Inmovilización de Fracturas y Esguinces

Capacitacion en Primeros Auxilios

Inmovilización Correcta de Fracturas y Esguinces en el Trabajo

Guía profesional para la atención inmediata de traumatismos osteomusculares en los sectores minería, construcción, industria y transporte en el Perú

En el dinámico entorno de la seguridad y salud en el trabajo a nivel nacional, los traumatismos osteomusculares —como fracturas y esguinces— representan una de las principales causas de incapacidad temporal y permanente. En regiones como Arequipa, con una intensa actividad en el sector minería, o en Lima, con un crecimiento constante en el sector construcción, la correcta inmovilización de una lesión en los primeros minutos puede significar la diferencia entre una recuperación funcional completa y una secuela irreversible. La inmovilización correcta de fracturas y esguinces no es una competencia opcional: es una obligación técnica, legal y ética para todo brigadista de primeros auxilios.

Este artículo ofrece una revisión profesional de las técnicas de inmovilización en el entorno laboral peruano, abordando la diferenciación anatómica entre fractura y esguince, los principios fundamentales de actuación, los materiales improvisados disponibles en el entorno de trabajo y los protocolos específicos según la región corporal afectada. Todo ello enmarcado en el cumplimiento de la Ley N° 29783, Ley de Seguridad y Salud en el Trabajo y normativas sectoriales como el D.S. 024-2016-EM para el sector minero y la Norma Técnica de Edificación G.050 para el sector construcción.

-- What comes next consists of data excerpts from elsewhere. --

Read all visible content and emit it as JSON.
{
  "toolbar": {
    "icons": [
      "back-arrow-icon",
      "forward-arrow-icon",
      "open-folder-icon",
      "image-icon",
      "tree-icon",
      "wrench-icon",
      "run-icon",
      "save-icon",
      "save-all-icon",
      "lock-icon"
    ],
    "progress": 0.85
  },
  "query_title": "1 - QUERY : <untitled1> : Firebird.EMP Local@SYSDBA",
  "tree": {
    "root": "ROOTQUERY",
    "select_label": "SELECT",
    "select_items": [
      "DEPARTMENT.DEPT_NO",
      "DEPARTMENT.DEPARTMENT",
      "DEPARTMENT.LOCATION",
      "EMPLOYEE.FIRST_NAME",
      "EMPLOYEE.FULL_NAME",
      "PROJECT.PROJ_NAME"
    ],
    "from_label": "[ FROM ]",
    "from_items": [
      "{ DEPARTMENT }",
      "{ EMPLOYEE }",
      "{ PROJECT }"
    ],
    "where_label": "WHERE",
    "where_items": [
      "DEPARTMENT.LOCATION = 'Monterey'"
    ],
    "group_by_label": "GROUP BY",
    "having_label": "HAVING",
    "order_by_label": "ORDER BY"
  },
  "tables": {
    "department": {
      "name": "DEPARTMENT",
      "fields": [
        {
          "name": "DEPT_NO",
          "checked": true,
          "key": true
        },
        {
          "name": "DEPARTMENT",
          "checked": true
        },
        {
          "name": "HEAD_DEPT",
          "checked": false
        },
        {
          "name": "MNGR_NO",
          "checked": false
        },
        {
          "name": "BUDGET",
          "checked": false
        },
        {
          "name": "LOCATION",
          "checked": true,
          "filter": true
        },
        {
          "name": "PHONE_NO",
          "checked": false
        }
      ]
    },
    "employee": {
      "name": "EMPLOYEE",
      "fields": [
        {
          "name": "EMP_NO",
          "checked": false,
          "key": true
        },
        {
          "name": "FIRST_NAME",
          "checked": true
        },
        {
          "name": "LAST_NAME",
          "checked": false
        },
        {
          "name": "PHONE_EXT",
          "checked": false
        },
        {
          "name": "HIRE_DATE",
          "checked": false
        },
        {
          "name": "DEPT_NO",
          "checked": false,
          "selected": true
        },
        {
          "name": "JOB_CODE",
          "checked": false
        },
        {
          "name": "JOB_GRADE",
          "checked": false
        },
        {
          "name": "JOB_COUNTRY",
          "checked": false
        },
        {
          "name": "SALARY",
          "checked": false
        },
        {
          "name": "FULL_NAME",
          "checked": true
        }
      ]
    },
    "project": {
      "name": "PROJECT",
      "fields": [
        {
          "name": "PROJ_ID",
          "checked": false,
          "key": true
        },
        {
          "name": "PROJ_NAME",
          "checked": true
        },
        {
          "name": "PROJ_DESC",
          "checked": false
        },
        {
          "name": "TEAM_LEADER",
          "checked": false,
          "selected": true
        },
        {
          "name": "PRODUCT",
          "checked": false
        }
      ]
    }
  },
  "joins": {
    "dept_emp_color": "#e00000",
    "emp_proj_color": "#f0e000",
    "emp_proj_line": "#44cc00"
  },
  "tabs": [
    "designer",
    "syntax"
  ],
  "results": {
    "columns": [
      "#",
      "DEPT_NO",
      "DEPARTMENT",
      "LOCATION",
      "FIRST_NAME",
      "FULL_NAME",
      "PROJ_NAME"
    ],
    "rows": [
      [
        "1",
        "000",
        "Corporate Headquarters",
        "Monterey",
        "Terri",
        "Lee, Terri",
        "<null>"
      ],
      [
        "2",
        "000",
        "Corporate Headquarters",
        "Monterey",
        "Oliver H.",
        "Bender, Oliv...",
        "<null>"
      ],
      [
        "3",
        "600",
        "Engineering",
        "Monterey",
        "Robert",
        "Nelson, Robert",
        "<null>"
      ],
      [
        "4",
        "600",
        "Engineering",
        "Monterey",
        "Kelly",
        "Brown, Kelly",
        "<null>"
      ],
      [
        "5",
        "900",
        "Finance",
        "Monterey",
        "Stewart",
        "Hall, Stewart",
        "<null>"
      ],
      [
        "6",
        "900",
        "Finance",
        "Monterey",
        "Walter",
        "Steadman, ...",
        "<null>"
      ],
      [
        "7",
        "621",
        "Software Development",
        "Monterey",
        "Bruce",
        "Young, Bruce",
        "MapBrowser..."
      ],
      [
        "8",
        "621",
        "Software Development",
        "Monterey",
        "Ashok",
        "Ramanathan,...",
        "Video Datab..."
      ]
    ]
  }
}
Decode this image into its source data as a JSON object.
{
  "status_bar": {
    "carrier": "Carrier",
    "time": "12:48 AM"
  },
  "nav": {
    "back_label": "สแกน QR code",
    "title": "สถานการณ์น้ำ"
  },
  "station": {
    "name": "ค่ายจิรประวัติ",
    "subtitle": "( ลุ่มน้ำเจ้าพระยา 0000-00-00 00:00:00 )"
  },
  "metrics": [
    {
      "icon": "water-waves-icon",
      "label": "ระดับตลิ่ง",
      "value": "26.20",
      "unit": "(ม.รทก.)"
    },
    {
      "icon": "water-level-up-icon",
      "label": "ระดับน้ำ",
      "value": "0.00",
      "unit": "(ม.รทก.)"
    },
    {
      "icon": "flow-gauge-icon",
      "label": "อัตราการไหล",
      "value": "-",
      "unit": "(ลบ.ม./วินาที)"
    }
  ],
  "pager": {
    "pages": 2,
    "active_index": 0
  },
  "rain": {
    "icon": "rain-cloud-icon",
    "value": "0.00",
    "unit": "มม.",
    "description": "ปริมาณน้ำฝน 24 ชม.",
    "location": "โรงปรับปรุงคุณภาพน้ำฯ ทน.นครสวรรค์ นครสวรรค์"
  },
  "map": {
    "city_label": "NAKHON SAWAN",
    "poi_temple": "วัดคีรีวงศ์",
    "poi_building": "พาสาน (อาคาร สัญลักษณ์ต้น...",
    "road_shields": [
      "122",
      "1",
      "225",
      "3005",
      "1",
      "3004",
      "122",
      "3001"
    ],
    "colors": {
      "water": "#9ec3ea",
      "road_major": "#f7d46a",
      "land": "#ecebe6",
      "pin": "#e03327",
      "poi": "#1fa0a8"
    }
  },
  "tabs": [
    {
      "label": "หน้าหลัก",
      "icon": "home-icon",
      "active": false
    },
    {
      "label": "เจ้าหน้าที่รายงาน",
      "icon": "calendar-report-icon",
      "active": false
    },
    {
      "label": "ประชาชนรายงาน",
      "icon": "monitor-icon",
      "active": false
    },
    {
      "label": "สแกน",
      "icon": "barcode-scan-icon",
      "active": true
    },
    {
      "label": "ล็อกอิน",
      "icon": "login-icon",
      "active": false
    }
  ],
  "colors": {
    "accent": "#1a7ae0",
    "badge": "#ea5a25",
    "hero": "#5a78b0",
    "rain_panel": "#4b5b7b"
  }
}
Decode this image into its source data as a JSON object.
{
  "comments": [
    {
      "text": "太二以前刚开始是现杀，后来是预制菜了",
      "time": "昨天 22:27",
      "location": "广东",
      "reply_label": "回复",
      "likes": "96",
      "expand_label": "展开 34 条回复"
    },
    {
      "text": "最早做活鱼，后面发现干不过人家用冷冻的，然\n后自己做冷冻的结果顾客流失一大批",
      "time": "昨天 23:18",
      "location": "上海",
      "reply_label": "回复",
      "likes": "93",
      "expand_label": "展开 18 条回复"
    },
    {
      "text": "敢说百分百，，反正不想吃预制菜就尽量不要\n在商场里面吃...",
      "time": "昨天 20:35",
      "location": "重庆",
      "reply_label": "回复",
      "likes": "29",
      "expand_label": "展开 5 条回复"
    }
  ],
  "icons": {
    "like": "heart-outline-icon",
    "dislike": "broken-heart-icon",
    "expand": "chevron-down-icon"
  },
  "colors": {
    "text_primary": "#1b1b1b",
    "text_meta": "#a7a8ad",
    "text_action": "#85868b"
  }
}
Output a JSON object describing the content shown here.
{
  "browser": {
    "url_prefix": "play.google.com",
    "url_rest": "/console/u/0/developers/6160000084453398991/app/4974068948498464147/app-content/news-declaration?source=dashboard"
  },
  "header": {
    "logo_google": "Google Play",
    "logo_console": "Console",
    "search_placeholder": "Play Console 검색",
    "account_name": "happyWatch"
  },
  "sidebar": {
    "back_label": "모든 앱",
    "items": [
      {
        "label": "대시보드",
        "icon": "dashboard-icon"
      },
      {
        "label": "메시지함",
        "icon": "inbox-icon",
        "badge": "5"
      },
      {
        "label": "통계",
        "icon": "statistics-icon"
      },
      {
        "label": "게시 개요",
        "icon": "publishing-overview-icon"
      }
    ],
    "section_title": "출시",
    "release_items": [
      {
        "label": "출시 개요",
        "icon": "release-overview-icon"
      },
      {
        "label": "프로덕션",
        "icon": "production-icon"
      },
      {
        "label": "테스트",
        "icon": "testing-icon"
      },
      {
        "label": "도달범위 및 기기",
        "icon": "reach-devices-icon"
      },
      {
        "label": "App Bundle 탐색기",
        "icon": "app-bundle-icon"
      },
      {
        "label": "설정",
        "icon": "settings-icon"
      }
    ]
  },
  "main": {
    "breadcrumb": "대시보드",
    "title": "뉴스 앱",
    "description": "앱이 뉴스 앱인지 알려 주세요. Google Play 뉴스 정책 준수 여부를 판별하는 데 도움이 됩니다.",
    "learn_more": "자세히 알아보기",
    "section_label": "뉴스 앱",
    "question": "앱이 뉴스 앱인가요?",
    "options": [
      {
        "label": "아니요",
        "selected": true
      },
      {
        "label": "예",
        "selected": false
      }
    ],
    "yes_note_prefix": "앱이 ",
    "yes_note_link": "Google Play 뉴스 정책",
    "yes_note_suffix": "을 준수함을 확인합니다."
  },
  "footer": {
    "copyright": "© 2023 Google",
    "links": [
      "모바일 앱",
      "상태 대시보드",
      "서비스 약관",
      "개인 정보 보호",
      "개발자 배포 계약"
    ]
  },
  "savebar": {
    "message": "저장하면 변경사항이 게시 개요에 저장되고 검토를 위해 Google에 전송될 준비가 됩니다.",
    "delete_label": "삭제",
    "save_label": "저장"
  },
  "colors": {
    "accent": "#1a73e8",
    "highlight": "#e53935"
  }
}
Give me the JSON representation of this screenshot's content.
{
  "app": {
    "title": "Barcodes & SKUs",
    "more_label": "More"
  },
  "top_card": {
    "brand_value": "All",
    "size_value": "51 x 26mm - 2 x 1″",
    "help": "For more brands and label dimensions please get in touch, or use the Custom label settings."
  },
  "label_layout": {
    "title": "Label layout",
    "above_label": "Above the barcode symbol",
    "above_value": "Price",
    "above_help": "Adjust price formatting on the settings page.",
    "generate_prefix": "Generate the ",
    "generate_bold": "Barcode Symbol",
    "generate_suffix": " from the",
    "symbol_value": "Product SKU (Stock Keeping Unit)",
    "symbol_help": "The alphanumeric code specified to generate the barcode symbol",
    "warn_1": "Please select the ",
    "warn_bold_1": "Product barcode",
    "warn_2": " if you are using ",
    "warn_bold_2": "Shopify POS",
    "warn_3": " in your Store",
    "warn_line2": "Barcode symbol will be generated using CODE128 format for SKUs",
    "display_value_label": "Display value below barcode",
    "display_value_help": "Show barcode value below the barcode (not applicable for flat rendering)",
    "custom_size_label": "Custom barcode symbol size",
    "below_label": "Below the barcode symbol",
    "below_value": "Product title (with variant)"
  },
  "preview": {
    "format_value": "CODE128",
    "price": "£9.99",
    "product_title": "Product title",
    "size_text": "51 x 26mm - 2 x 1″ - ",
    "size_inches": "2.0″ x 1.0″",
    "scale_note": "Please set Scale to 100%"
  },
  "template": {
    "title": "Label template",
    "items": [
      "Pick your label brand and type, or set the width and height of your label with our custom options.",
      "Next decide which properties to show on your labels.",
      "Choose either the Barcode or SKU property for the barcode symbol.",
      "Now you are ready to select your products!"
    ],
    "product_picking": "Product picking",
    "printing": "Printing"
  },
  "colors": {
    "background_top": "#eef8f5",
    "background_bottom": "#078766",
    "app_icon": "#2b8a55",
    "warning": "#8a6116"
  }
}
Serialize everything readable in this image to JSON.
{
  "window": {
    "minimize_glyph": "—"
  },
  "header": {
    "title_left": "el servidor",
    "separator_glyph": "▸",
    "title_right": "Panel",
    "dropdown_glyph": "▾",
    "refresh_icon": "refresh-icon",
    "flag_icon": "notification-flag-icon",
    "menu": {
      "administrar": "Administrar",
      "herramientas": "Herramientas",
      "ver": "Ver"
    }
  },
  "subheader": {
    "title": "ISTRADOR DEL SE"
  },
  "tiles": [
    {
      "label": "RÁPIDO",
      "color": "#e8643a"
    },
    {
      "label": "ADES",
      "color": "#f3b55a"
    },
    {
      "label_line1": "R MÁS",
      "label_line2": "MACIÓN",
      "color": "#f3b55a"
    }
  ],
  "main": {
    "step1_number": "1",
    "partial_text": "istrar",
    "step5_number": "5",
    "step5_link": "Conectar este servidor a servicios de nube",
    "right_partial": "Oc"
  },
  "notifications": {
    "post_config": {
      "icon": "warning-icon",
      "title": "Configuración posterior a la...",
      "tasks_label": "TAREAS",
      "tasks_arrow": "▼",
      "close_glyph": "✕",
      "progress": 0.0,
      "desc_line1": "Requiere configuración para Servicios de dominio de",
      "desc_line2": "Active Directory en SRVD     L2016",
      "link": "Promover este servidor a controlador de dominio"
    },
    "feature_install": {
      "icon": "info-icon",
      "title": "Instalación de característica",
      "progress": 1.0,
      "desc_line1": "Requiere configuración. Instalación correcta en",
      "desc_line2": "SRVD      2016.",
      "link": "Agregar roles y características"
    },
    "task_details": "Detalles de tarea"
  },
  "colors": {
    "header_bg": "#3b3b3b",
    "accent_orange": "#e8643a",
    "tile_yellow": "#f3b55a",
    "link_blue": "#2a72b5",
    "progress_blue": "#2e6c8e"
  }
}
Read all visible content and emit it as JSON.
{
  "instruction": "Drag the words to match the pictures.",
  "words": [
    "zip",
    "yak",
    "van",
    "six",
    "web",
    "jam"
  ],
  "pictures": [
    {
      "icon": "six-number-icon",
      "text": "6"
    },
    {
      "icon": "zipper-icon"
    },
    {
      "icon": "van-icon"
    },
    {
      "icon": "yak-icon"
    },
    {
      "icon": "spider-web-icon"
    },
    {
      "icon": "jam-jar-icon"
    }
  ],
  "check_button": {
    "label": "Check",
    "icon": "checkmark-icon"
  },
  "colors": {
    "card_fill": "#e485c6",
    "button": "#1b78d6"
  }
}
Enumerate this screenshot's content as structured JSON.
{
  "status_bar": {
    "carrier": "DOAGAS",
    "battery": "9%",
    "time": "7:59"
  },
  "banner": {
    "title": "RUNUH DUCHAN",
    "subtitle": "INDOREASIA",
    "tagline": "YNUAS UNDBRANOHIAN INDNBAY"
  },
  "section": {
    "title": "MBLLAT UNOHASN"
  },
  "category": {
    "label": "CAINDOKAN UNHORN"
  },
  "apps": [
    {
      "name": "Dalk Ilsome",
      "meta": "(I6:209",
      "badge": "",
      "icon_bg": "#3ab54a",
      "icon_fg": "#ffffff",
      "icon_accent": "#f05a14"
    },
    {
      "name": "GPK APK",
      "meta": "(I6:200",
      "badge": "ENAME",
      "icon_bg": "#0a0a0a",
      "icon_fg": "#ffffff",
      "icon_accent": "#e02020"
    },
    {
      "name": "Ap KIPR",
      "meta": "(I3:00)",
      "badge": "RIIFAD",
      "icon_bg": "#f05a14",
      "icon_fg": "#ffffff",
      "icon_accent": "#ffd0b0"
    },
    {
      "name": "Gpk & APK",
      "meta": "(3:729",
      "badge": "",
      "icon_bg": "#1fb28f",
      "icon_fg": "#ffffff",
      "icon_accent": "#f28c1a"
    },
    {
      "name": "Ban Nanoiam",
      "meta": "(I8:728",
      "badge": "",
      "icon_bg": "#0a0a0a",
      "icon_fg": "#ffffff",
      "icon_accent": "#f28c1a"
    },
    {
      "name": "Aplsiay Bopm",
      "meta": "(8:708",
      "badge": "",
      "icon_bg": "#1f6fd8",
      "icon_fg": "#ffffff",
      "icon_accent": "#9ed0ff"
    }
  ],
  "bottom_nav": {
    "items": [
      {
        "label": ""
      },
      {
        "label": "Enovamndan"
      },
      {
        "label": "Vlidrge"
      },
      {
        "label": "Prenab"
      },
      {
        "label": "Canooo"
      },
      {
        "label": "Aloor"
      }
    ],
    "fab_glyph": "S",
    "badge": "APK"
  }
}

1. Diferenciación Anatómica y Diagnóstico de Campo

El primer paso para una inmovilización correcta es comprender la naturaleza de la lesión. En el entorno laboral, donde no se cuenta con equipos de diagnóstico por imagen, el brigadista debe basarse en la observación clínica y en los signos y síntomas que presenta el trabajador lesionado.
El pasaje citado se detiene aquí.